The government never formally acknowledged to her that Mark Kirkland died while working on an espionage case for the FBI. In April 1991, however, the bureau held a ceremony at its new Minneapolis field office at which both Kirkland and Tren Basford were given official recognition for their service. Julie and her children were there, along with Tish Basford and her son and granddaughter.
At the ceremony, a wall was unveiled in which the names of the two agents, and other FBI agents who had died in the line of duty, are inscribed. On behalf of Mark, Julie Kirkland received the FBI’s purple cross, which the bureau gives to the families of fallen agents, and a citation. The citation did not say anything about national security or espionage, but she was told the truth informally. That day, Julie Kirkland said, “was the first I got the name of the case-PALMETTO. Dennis Conway told me.”
The purple cross rests in a walnut box.
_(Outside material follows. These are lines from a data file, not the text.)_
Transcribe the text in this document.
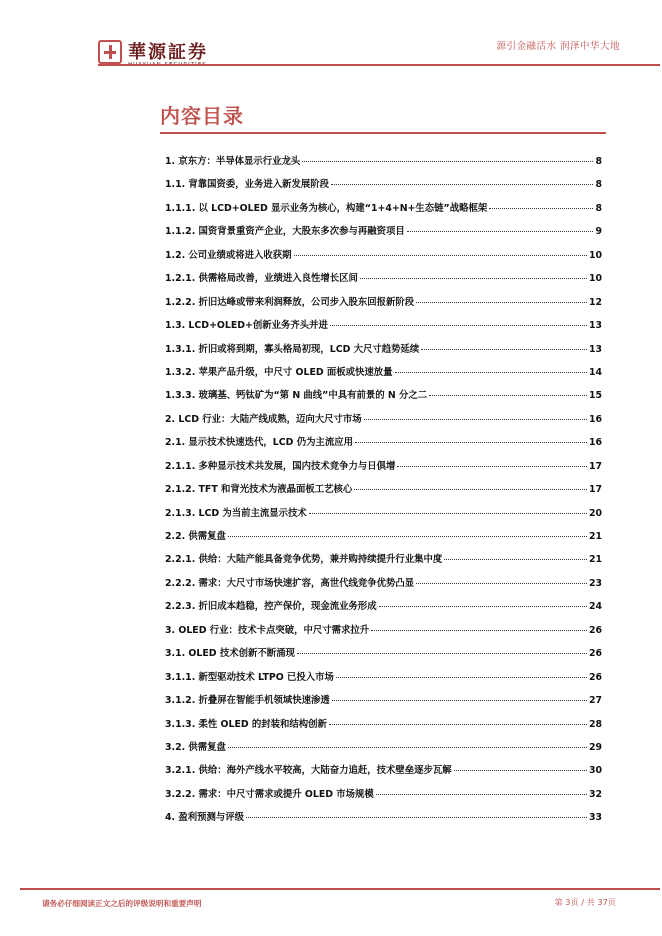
華源証券	源引金融活水 润泽中华大地
内容目录
1. 京东方：半导体显示行业龙头	8
1.1. 背靠国资委，业务进入新发展阶段	8
1.1.1. 以 LCD+OLED 显示业务为核心，构建“1+4+N+生态链”战略框架	8
1.1.2. 国资背景重资产企业，大股东多次参与再融资项目	9
1.2. 公司业绩或将进入收获期	10
1.2.1. 供需格局改善，业绩进入良性增长区间	10
1.2.2. 折旧达峰或带来利润释放，公司步入股东回报新阶段	12
1.3. LCD+OLED+创新业务齐头并进	13
1.3.1. 折旧或将到期，寡头格局初现，LCD 大尺寸趋势延续	13
1.3.2. 苹果产品升级，中尺寸 OLED 面板或快速放量	14
1.3.3. 玻璃基、钙钛矿为“第 N 曲线”中具有前景的 N 分之二	15
2. LCD 行业：大陆产线成熟，迈向大尺寸市场	16
2.1. 显示技术快速迭代，LCD 仍为主流应用	16
2.1.1. 多种显示技术共发展，国内技术竞争力与日俱增	17
2.1.2. TFT 和背光技术为液晶面板工艺核心	17
2.1.3. LCD 为当前主流显示技术	20
2.2. 供需复盘	21
2.2.1. 供给：大陆产能具备竞争优势，兼并购持续提升行业集中度	21
2.2.2. 需求：大尺寸市场快速扩容，高世代线竞争优势凸显	23
2.2.3. 折旧成本趋稳，控产保价，现金流业务形成	24
3. OLED 行业：技术卡点突破，中尺寸需求拉升	26
3.1. OLED 技术创新不断涌现	26
3.1.1. 新型驱动技术 LTPO 已投入市场	26
3.1.2. 折叠屏在智能手机领域快速渗透	27
3.1.3. 柔性 OLED 的封装和结构创新	28
3.2. 供需复盘	29
3.2.1. 供给：海外产线水平较高，大陆奋力追赶，技术壁垒逐步瓦解	30
3.2.2. 需求：中尺寸需求或提升 OLED 市场规模	32
4. 盈利预测与评级	33
请务必仔细阅读正文之后的评级说明和重要声明	第 3页 / 共 37页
The medal is a five-pointed gold cross that surrounds a medallion with a purple star at its center. It hangs below a white ribbon with a purple center stripe. Officially, the medal is known as the FBI Memorial Star.
A brass plate on the box bears these engraved words: “In memory of Mark A. Kirkland, Special Agent, Federal Bureau of Investigation, United States Department of Justice. In honor of Special Agent Kirkland who lost his life in a plane crash in Dewey Lake, Minnesota, on August 25, 1977, while conducting an aerial surveillance for the FBI in connection with a highly sensitive matter. Mr. Kirkland’s performance in this case was in the highest traditions of the Bureau and this special acknowledgment is presented in his memory. William S. Sessions, Director, April 26, 1991.”
Julie Kirkland treasures the purple cross. She keeps it in a place of honor, on a shelf in the dining room of her home.
“I think I’ll give it to my son Kenny,” she said. “It means a lot to him. He was only three, but he remembers his father.”